思い出すのは彼の昔の癖、ジャブの時反対の肘が下がりやすいだとか、疲れてくると奇妙に足をスイッチし切り替える事だとか。
試合は接戦で、判定次第では負けたかもしれないと思った。だから基が優勝を決めた瞬間、私達は人目を気にせず抱き合って喜んだ。
その退出の時、破れた孝之が私を呼び出したのだ。
“話したい事が有る。”
と。
行きたくはなかったけれど、その事で後から部の人間にちょっかいを出されても嫌だった。その時は上手く話をまとめる自信が有ったのだ。
でも、現実は甘くない。
人気のない地下のトイレの目の前で、開口一番彼の静かな罵声が私の中でこだました。
「勇利ってさ、今でもダッチワイフしてんの?」
って。
痛い言葉だった。
その昔私は彼のトレーナーになる事を夢見て、孝之は将来の世界チャンピオンを目指していた。私はただマグロのように、好きだとかの感情も無く彼の欲望を処理してあげていた訳だから、そう言われても仕方が無かったのかもしれない。

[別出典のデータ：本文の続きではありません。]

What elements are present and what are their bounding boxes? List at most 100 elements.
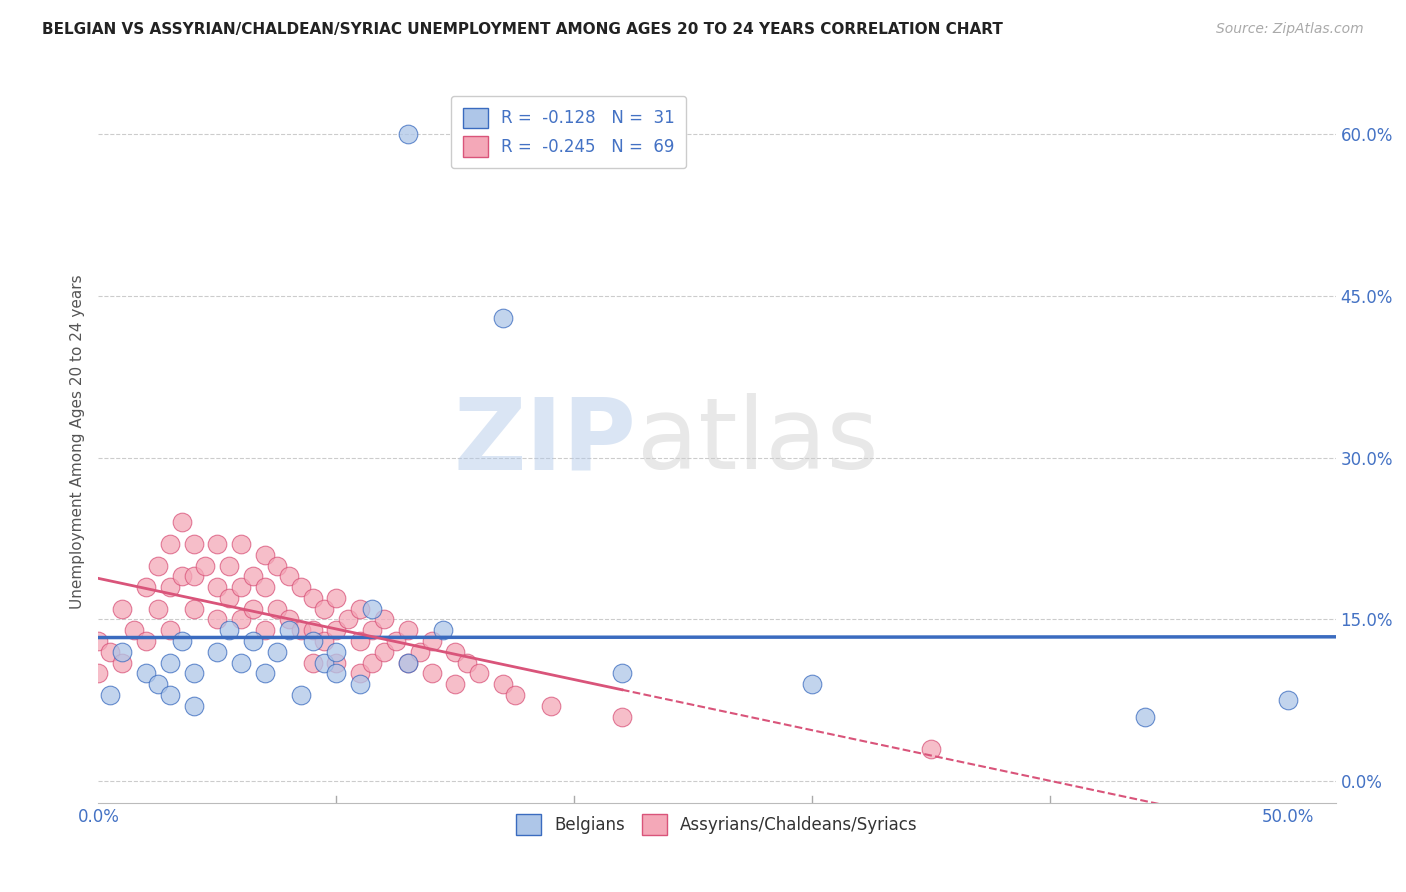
- Point: [266, 558, 288, 573]
- Text: BELGIAN VS ASSYRIAN/CHALDEAN/SYRIAC UNEMPLOYMENT AMONG AGES 20 TO 24 YEARS CORRE: BELGIAN VS ASSYRIAN/CHALDEAN/SYRIAC UNEM…: [42, 22, 1002, 37]
- Point: [218, 591, 240, 605]
- Point: [122, 624, 145, 638]
- Point: [1135, 709, 1157, 723]
- Point: [325, 645, 347, 659]
- Point: [396, 624, 419, 638]
- Point: [801, 677, 824, 691]
- Point: [361, 601, 384, 615]
- Point: [314, 601, 336, 615]
- Point: [396, 656, 419, 670]
- Point: [314, 656, 336, 670]
- Point: [408, 645, 430, 659]
- Point: [610, 709, 633, 723]
- Point: [325, 656, 347, 670]
- Y-axis label: Unemployment Among Ages 20 to 24 years: Unemployment Among Ages 20 to 24 years: [69, 274, 84, 609]
- Point: [218, 624, 240, 638]
- Point: [207, 537, 229, 551]
- Point: [135, 666, 157, 681]
- Point: [98, 645, 121, 659]
- Point: [266, 601, 288, 615]
- Point: [373, 612, 395, 626]
- Point: [444, 645, 467, 659]
- Point: [218, 558, 240, 573]
- Point: [87, 634, 110, 648]
- Point: [468, 666, 491, 681]
- Point: [444, 677, 467, 691]
- Point: [420, 666, 443, 681]
- Legend: Belgians, Assyrians/Chaldeans/Syriacs: Belgians, Assyrians/Chaldeans/Syriacs: [509, 808, 925, 841]
- Point: [361, 656, 384, 670]
- Point: [146, 558, 169, 573]
- Point: [301, 591, 323, 605]
- Point: [231, 612, 253, 626]
- Point: [183, 666, 205, 681]
- Point: [183, 537, 205, 551]
- Point: [98, 688, 121, 702]
- Point: [207, 645, 229, 659]
- Point: [277, 624, 299, 638]
- Point: [920, 742, 942, 756]
- Point: [492, 677, 515, 691]
- Point: [183, 569, 205, 583]
- Point: [325, 624, 347, 638]
- Point: [146, 677, 169, 691]
- Point: [170, 634, 193, 648]
- Point: [385, 634, 408, 648]
- Point: [396, 127, 419, 141]
- Point: [456, 656, 478, 670]
- Point: [1277, 693, 1299, 707]
- Point: [111, 645, 134, 659]
- Text: Source: ZipAtlas.com: Source: ZipAtlas.com: [1216, 22, 1364, 37]
- Point: [492, 310, 515, 325]
- Point: [253, 580, 276, 594]
- Point: [253, 666, 276, 681]
- Point: [159, 537, 181, 551]
- Point: [231, 580, 253, 594]
- Point: [277, 569, 299, 583]
- Point: [349, 666, 371, 681]
- Point: [290, 624, 312, 638]
- Point: [253, 548, 276, 562]
- Point: [325, 591, 347, 605]
- Point: [170, 516, 193, 530]
- Point: [396, 656, 419, 670]
- Point: [301, 634, 323, 648]
- Point: [266, 645, 288, 659]
- Point: [540, 698, 562, 713]
- Point: [373, 645, 395, 659]
- Point: [301, 656, 323, 670]
- Text: ZIP: ZIP: [454, 393, 637, 490]
- Point: [301, 624, 323, 638]
- Point: [111, 601, 134, 615]
- Point: [231, 537, 253, 551]
- Point: [231, 656, 253, 670]
- Point: [432, 624, 454, 638]
- Point: [277, 612, 299, 626]
- Point: [290, 688, 312, 702]
- Point: [337, 612, 360, 626]
- Point: [242, 601, 264, 615]
- Point: [361, 624, 384, 638]
- Text: atlas: atlas: [637, 393, 879, 490]
- Point: [290, 580, 312, 594]
- Point: [159, 688, 181, 702]
- Point: [87, 666, 110, 681]
- Point: [135, 580, 157, 594]
- Point: [325, 666, 347, 681]
- Point: [242, 634, 264, 648]
- Point: [207, 612, 229, 626]
- Point: [159, 624, 181, 638]
- Point: [610, 666, 633, 681]
- Point: [135, 634, 157, 648]
- Point: [170, 569, 193, 583]
- Point: [159, 580, 181, 594]
- Point: [183, 601, 205, 615]
- Point: [242, 569, 264, 583]
- Point: [159, 656, 181, 670]
- Point: [314, 634, 336, 648]
- Point: [349, 677, 371, 691]
- Point: [183, 698, 205, 713]
- Point: [111, 656, 134, 670]
- Point: [146, 601, 169, 615]
- Point: [420, 634, 443, 648]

気分が悪くなり、話なんか出来る状態じゃなくて逃げ出そうとした。その腕を掴まれた。
「俺、本当に勇利が好きだったんだ。それなのに、なんでこんな事になったんだよ。このまんま、ライバル続けるのか?もう一度、俺んとこに返ってくる気はないのかよ。」
そんな言葉、聞きたくなかった。
もう終わった関係だから。
彼が無理矢理かぶさってくる。身長はさほど変わらないのにその力の差は想像以上に大きく、ある意味予想のついた“差”だった。

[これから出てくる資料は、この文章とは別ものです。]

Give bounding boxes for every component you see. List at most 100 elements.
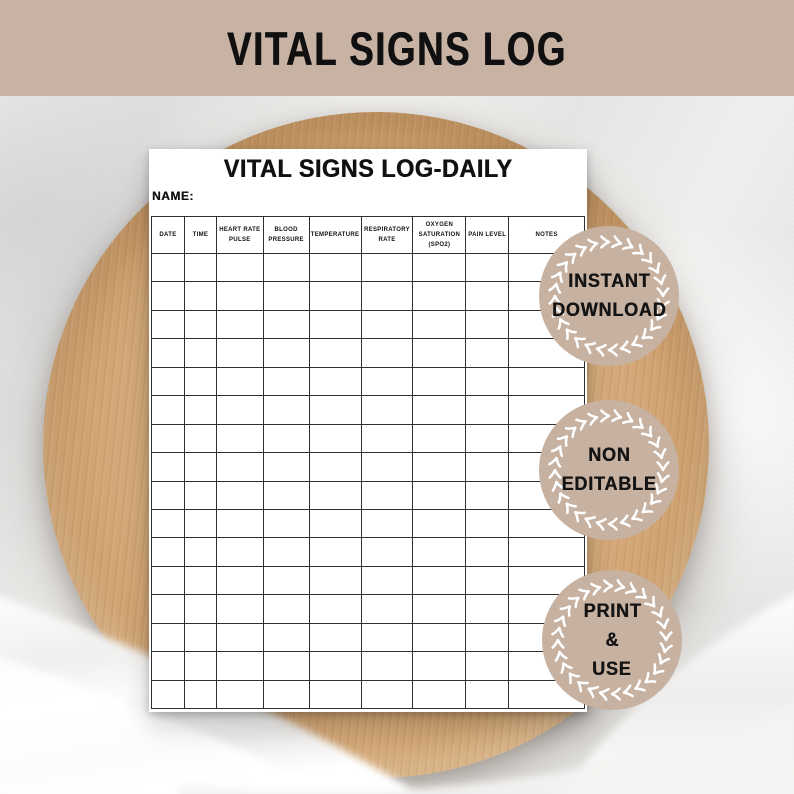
blank-cell [262, 452, 310, 482]
blank-cell [360, 508, 414, 539]
blank-cell [183, 565, 217, 596]
blank-cell [215, 679, 264, 710]
blank-cell [360, 565, 414, 596]
table-row [151, 622, 585, 653]
blank-cell [262, 508, 310, 539]
blank-cell [308, 480, 362, 510]
blank-cell [262, 565, 310, 596]
blank-cell [508, 366, 585, 397]
column-header: OXYGEN SATURATION (SPO2) [412, 216, 467, 254]
table-row [151, 508, 585, 539]
blank-cell [308, 281, 362, 311]
banner-title: VITAL SIGNS LOG [227, 21, 567, 75]
blank-cell [465, 594, 510, 624]
blank-cell [151, 480, 185, 510]
blank-cell [215, 508, 264, 539]
blank-cell [308, 651, 362, 681]
blank-cell [151, 366, 185, 397]
blank-cell [360, 537, 414, 567]
title-banner: VITAL SIGNS LOG [0, 0, 794, 96]
blank-cell [215, 252, 264, 283]
blank-cell [183, 395, 217, 425]
badge-text: PRINT [583, 600, 641, 622]
blank-cell [183, 508, 217, 539]
blank-cell [412, 679, 467, 710]
blank-cell [151, 651, 185, 681]
blank-cell [262, 281, 310, 311]
blank-cell [308, 565, 362, 596]
blank-cell [151, 309, 185, 340]
blank-cell [465, 565, 510, 596]
blank-cell [360, 651, 414, 681]
blank-cell [151, 679, 185, 710]
blank-cell [183, 366, 217, 397]
blank-cell [508, 537, 585, 567]
blank-cell [262, 423, 310, 454]
blank-cell [183, 679, 217, 710]
blank-cell [465, 309, 510, 340]
table-row [151, 309, 585, 340]
badge-text: INSTANT [567, 271, 651, 292]
blank-cell [215, 480, 264, 510]
log-table: DATE TIME HEART RATE PULSE BLOOD PRESSURE TE… [151, 216, 585, 710]
blank-cell [215, 309, 264, 340]
blank-cell [262, 537, 310, 567]
blank-cell [360, 679, 414, 710]
blank-cell [465, 480, 510, 510]
blank-cell [412, 537, 467, 567]
blank-cell [308, 309, 362, 340]
blank-cell [308, 366, 362, 397]
blank-cell [183, 594, 217, 624]
blank-cell [360, 281, 414, 311]
column-header: TEMPERATURE [308, 216, 362, 254]
badge-instant-download: INSTANT DOWNLOAD [539, 226, 679, 366]
blank-cell [465, 423, 510, 454]
table-row [151, 480, 585, 510]
table-row [151, 395, 585, 425]
blank-cell [215, 452, 264, 482]
blank-cell [215, 622, 264, 653]
blank-cell [412, 565, 467, 596]
table-row [151, 594, 585, 624]
blank-cell [151, 423, 185, 454]
blank-cell [465, 338, 510, 368]
blank-cell [151, 508, 185, 539]
blank-cell [308, 508, 362, 539]
blank-cell [215, 395, 264, 425]
column-header: BLOOD PRESSURE [262, 216, 310, 254]
laurel-wreath-icon [539, 400, 679, 540]
table-row [151, 452, 585, 482]
table-row [151, 252, 585, 283]
column-header: DATE [151, 216, 185, 254]
blank-cell [412, 281, 467, 311]
badge-text: NON [587, 445, 631, 466]
blank-cell [360, 366, 414, 397]
column-header: TIME [183, 216, 217, 254]
blank-cell [412, 366, 467, 397]
blank-cell [183, 338, 217, 368]
blank-cell [308, 423, 362, 454]
blank-cell [151, 565, 185, 596]
blank-cell [412, 622, 467, 653]
blank-cell [183, 252, 217, 283]
blank-cell [262, 366, 310, 397]
blank-cell [465, 452, 510, 482]
blank-cell [183, 452, 217, 482]
blank-cell [308, 338, 362, 368]
blank-cell [308, 452, 362, 482]
blank-cell [465, 281, 510, 311]
table-row [151, 423, 585, 454]
name-label: NAME: [152, 189, 194, 203]
blank-cell [465, 366, 510, 397]
blank-cell [183, 423, 217, 454]
badge-text: USE [592, 658, 632, 680]
blank-cell [465, 679, 510, 710]
blank-cell [262, 679, 310, 710]
blank-cell [183, 480, 217, 510]
blank-cell [183, 309, 217, 340]
blank-cell [262, 622, 310, 653]
blank-cell [262, 252, 310, 283]
blank-cell [215, 537, 264, 567]
blank-cell [151, 338, 185, 368]
printable-sheet: VITAL SIGNS LOG-DAILY NAME: DATE TIME HEAR… [149, 149, 587, 712]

この絶対的な“差”が私にボクシングを諦めさせたのだと心の中の冷たい声が囁いた。これが現実だからって。
逃げようとする私に彼はキスをした。ガチガチと歯があたり彼の汗の匂いが鼻孔を満たす。
耳鳴りと同時に聞き慣れた声がして、蒼ざめた基がそこに立っていた。
一部始終を聞かれたのは明白だった。それでも彼は私をかばい、悔しさからか恥ずかしさからか、今ではもう分析なんか出来ない感情に身動きも取れないでいる私をそこから連れ出してくれた。
でも、孝之が投げつけた“不信感”という石は、基の心に波紋をよんだ。確実に。
彼に負けて欲しくなかった。私なんかの関係に悩んで、せっかくの才能が潰れてしまうなんて耐えられなかった。基にはまだまだ可能性があって、これから羽ばたいていくのに、私のせいでリタイアなんかして欲しくなかった。

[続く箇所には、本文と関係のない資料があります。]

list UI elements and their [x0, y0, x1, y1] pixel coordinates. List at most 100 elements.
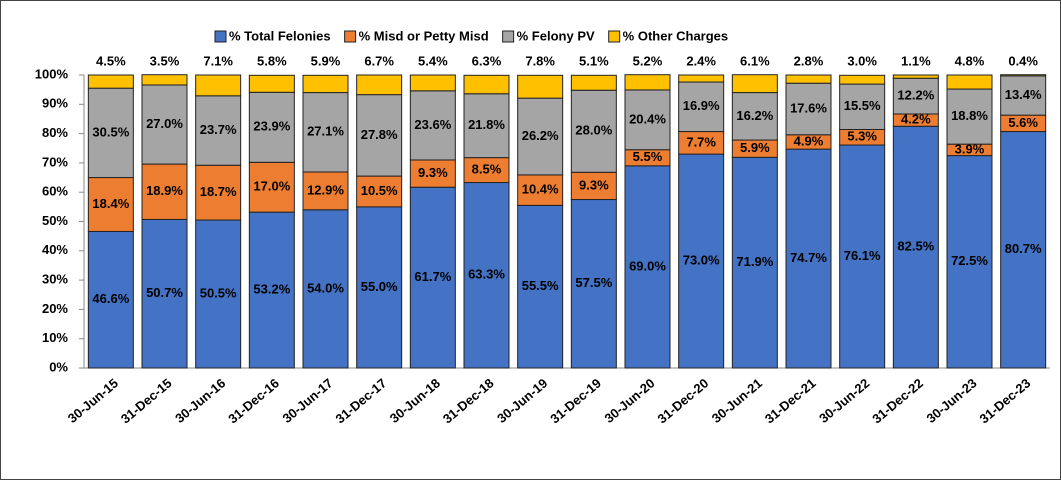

3年前の私はセックスの意味がよくわからなかった。その事で子供ができるってことも知らなくて、孝之に教えてもらったほどだ。避妊するから大丈夫と言われ、平気な顔をしながら大人になれば誰でもする事だから言い聞かせ、でも怖くて体をすくめていた。
あの頃からは少しは成長し、男と女の知識も増えたつもりだった。
だから基に抱かせた。
どうせたいした体じゃない。
私は他に問題の解決方法を知らなかった。ただ、孝之に許した事を基にも許す事で価値を量り合い、とりあえずはイーブン。現在進行形という事で基の方が上、という、今思えば情けないほど子供のやり方で自分を、いいや自分たちを納得させ合っていたんだと思う。
Left Alone つづく
痛々しい話が続きます。勇利のバッウグラウンドです。嫌いな人、ご免ね。